No painel, Huck criticou a forma de fazer política olhando para o passado e foi imediatamente rebatido por outros presidenciáveis. “Só estou enxergando narrativas pelo retrovisor, vendo dificuldade de olhar para frente. Não acho que seja bom”, disse ele. “Não adianta pensar com a cabeça do século passado e perder as oportunidades que vêm pela frente. Temos que deixar de lado nossas vaidades e entender que, mesmo com o enorme potencial, o Brasil não deu certo”, continuou.

O apresentador prosseguiu com o seu raciocínio, dizendo que não é mais possível ficar citando “centímetros a mais” que um ou outro governo avançou em algumas áreas no passado. Isso porque, de acordo com ele, o Brasil precisa avançar quilômetros.
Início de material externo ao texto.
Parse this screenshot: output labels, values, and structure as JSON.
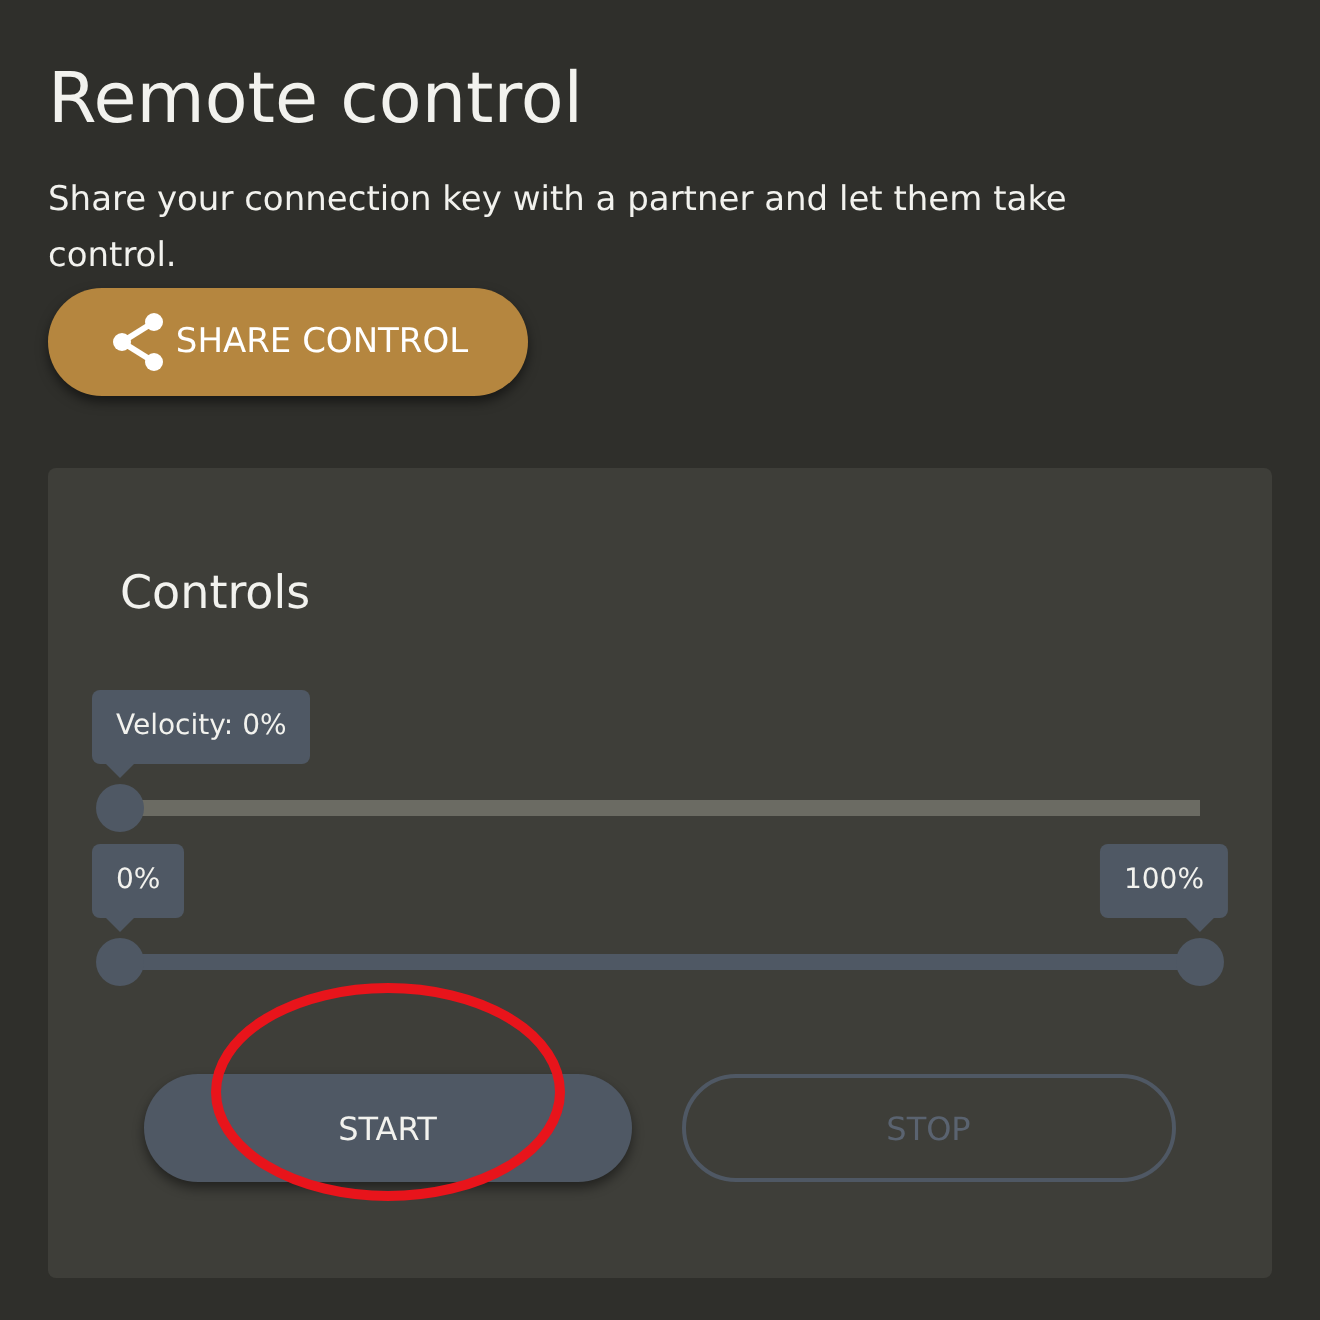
{
  "title": "Remote control",
  "description": "Share your connection key with a partner and let them take control.",
  "share_button": {
    "label": "SHARE CONTROL"
  },
  "controls": {
    "title": "Controls",
    "velocity": {
      "tooltip": "Velocity: 0%",
      "level": 0
    },
    "range": {
      "thumbs": [
        {
          "tooltip": "0%",
          "level": 0
        },
        {
          "tooltip": "100%",
          "level": 1
        }
      ]
    },
    "buttons": [
      {
        "label": "START",
        "disabled": false
      },
      {
        "label": "STOP",
        "disabled": true
      }
    ]
  },
  "annotations": [
    {
      "kind": "ellipse",
      "color": "#e8141b"
    }
  ]
}
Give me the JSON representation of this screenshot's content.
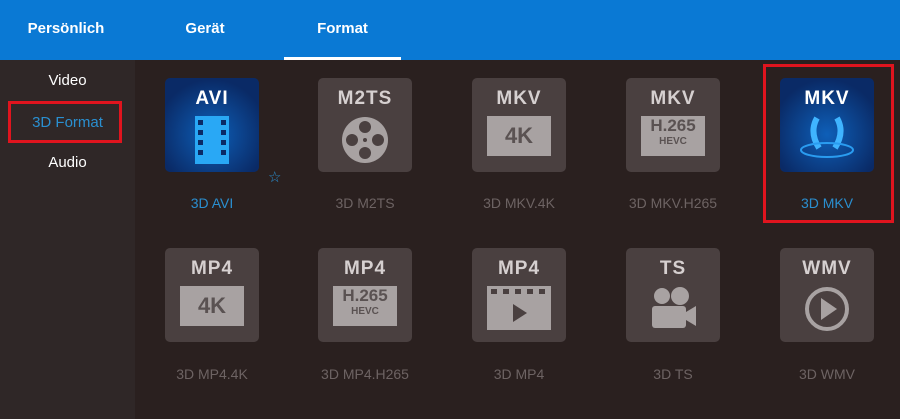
{
  "header": {
    "tabs": [
      {
        "label": "Persönlich"
      },
      {
        "label": "Gerät"
      },
      {
        "label": "Format",
        "active": true
      }
    ]
  },
  "sidebar": {
    "items": [
      {
        "label": "Video"
      },
      {
        "label": "3D Format",
        "selected": true
      },
      {
        "label": "Audio"
      }
    ]
  },
  "formats": [
    {
      "icon_text": "AVI",
      "label": "3D AVI",
      "selected": true,
      "favorite_icon": "star-icon"
    },
    {
      "icon_text": "M2TS",
      "label": "3D M2TS"
    },
    {
      "icon_text": "MKV",
      "badge": "4K",
      "label": "3D MKV.4K"
    },
    {
      "icon_text": "MKV",
      "badge": "H.265",
      "badge_sub": "HEVC",
      "label": "3D MKV.H265"
    },
    {
      "icon_text": "MKV",
      "label": "3D MKV",
      "selected": true
    },
    {
      "icon_text": "MP4",
      "badge": "4K",
      "label": "3D MP4.4K"
    },
    {
      "icon_text": "MP4",
      "badge": "H.265",
      "badge_sub": "HEVC",
      "label": "3D MP4.H265"
    },
    {
      "icon_text": "MP4",
      "label": "3D MP4"
    },
    {
      "icon_text": "TS",
      "label": "3D TS"
    },
    {
      "icon_text": "WMV",
      "label": "3D WMV"
    }
  ],
  "colors": {
    "header": "#0a79d4",
    "accent": "#2a8fd0",
    "highlight": "#e0141e"
  }
}
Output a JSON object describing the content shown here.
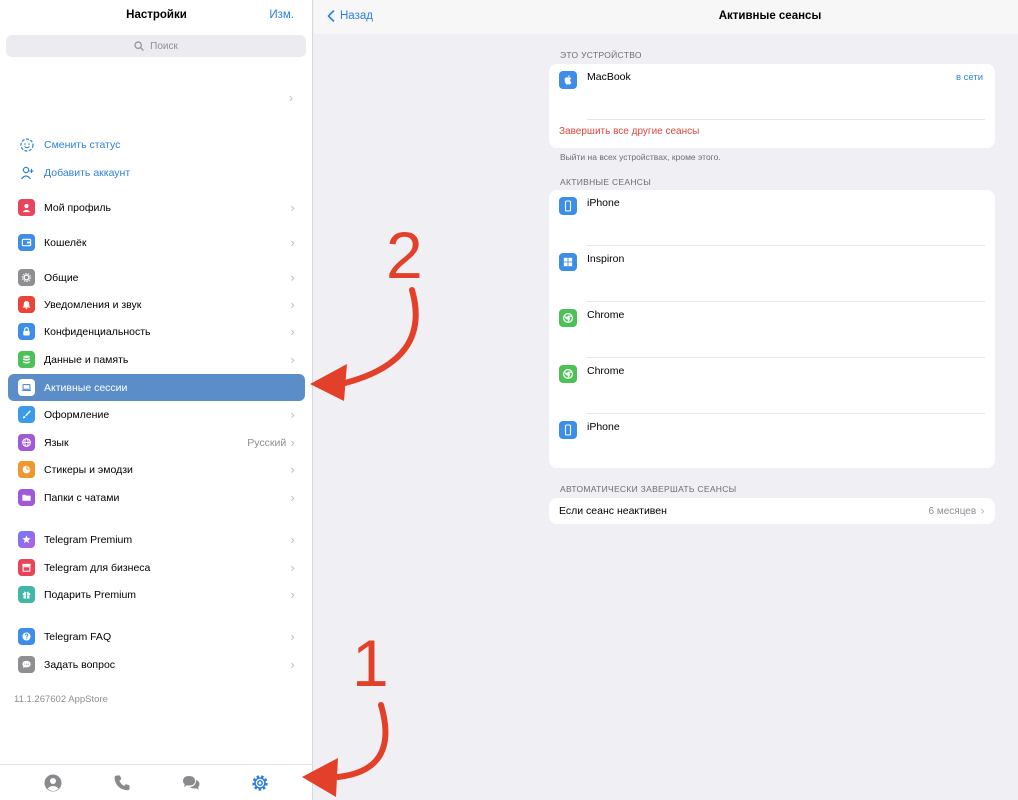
{
  "left": {
    "title": "Настройки",
    "edit_label": "Изм.",
    "search_placeholder": "Поиск",
    "links": [
      {
        "label": "Сменить статус",
        "icon": "smile-icon"
      },
      {
        "label": "Добавить аккаунт",
        "icon": "add-person-icon"
      }
    ],
    "items": [
      {
        "label": "Мой профиль",
        "icon": "person-icon",
        "color": "#e8455a",
        "value": ""
      },
      {
        "label": "Кошелёк",
        "icon": "wallet-icon",
        "color": "#3c8ee8",
        "value": ""
      },
      {
        "label": "Общие",
        "icon": "gear-icon",
        "color": "#8e8e93",
        "value": ""
      },
      {
        "label": "Уведомления и звук",
        "icon": "bell-icon",
        "color": "#eb4538",
        "value": ""
      },
      {
        "label": "Конфиденциальность",
        "icon": "lock-icon",
        "color": "#3c8ee8",
        "value": ""
      },
      {
        "label": "Данные и память",
        "icon": "database-icon",
        "color": "#4cc158",
        "value": ""
      },
      {
        "label": "Активные сессии",
        "icon": "laptop-icon",
        "color": "#5b8dc9",
        "value": ""
      },
      {
        "label": "Оформление",
        "icon": "brush-icon",
        "color": "#3c9be8",
        "value": ""
      },
      {
        "label": "Язык",
        "icon": "globe-icon",
        "color": "#a05ad8",
        "value": "Русский"
      },
      {
        "label": "Стикеры и эмодзи",
        "icon": "sticker-icon",
        "color": "#f0962a",
        "value": ""
      },
      {
        "label": "Папки с чатами",
        "icon": "folder-icon",
        "color": "#a05ad8",
        "value": ""
      },
      {
        "label": "Telegram Premium",
        "icon": "star-icon",
        "color": "#8b6cf0",
        "value": ""
      },
      {
        "label": "Telegram для бизнеса",
        "icon": "shop-icon",
        "color": "#e8455a",
        "value": ""
      },
      {
        "label": "Подарить Premium",
        "icon": "gift-icon",
        "color": "#3fb8a8",
        "value": ""
      },
      {
        "label": "Telegram FAQ",
        "icon": "question-icon",
        "color": "#3c8ee8",
        "value": ""
      },
      {
        "label": "Задать вопрос",
        "icon": "chat-bubble-icon",
        "color": "#8e8e93",
        "value": ""
      }
    ],
    "version": "11.1.267602 AppStore",
    "tabs": [
      "contacts-icon",
      "calls-icon",
      "chats-icon",
      "settings-icon"
    ]
  },
  "right": {
    "back_label": "Назад",
    "title": "Активные сеансы",
    "this_device_caption": "ЭТО УСТРОЙСТВО",
    "this_device": {
      "name": "MacBook",
      "status": "в сети",
      "icon": "apple-icon",
      "color": "#3c8ee8"
    },
    "terminate_label": "Завершить все другие сеансы",
    "terminate_note": "Выйти на всех устройствах, кроме этого.",
    "active_caption": "АКТИВНЫЕ СЕАНСЫ",
    "sessions": [
      {
        "name": "iPhone",
        "icon": "iphone-icon",
        "color": "#3c8ee8"
      },
      {
        "name": "Inspiron",
        "icon": "windows-icon",
        "color": "#3c8ee8"
      },
      {
        "name": "Chrome",
        "icon": "chrome-icon",
        "color": "#4cc158"
      },
      {
        "name": "Chrome",
        "icon": "chrome-icon",
        "color": "#4cc158"
      },
      {
        "name": "iPhone",
        "icon": "iphone-icon",
        "color": "#3c8ee8"
      }
    ],
    "auto_caption": "АВТОМАТИЧЕСКИ ЗАВЕРШАТЬ СЕАНСЫ",
    "auto_label": "Если сеанс неактивен",
    "auto_value": "6 месяцев"
  },
  "annotations": {
    "step1": "1",
    "step2": "2",
    "color": "#e3402a"
  }
}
 Imediatamente, os demais participantes rebateram a posição de Huck quando tiveram a oportunidade de falar. Haddaddisse que “olhar para trás é um aprendizado, não é de todo ruim”. Doria também afirmou que entender o passado pode ajudar a projetar adequadamente os que se fazer no presente. Já Ciro disse que é preciso, sim, conhecer o passado para que os erros não sejam repetidos.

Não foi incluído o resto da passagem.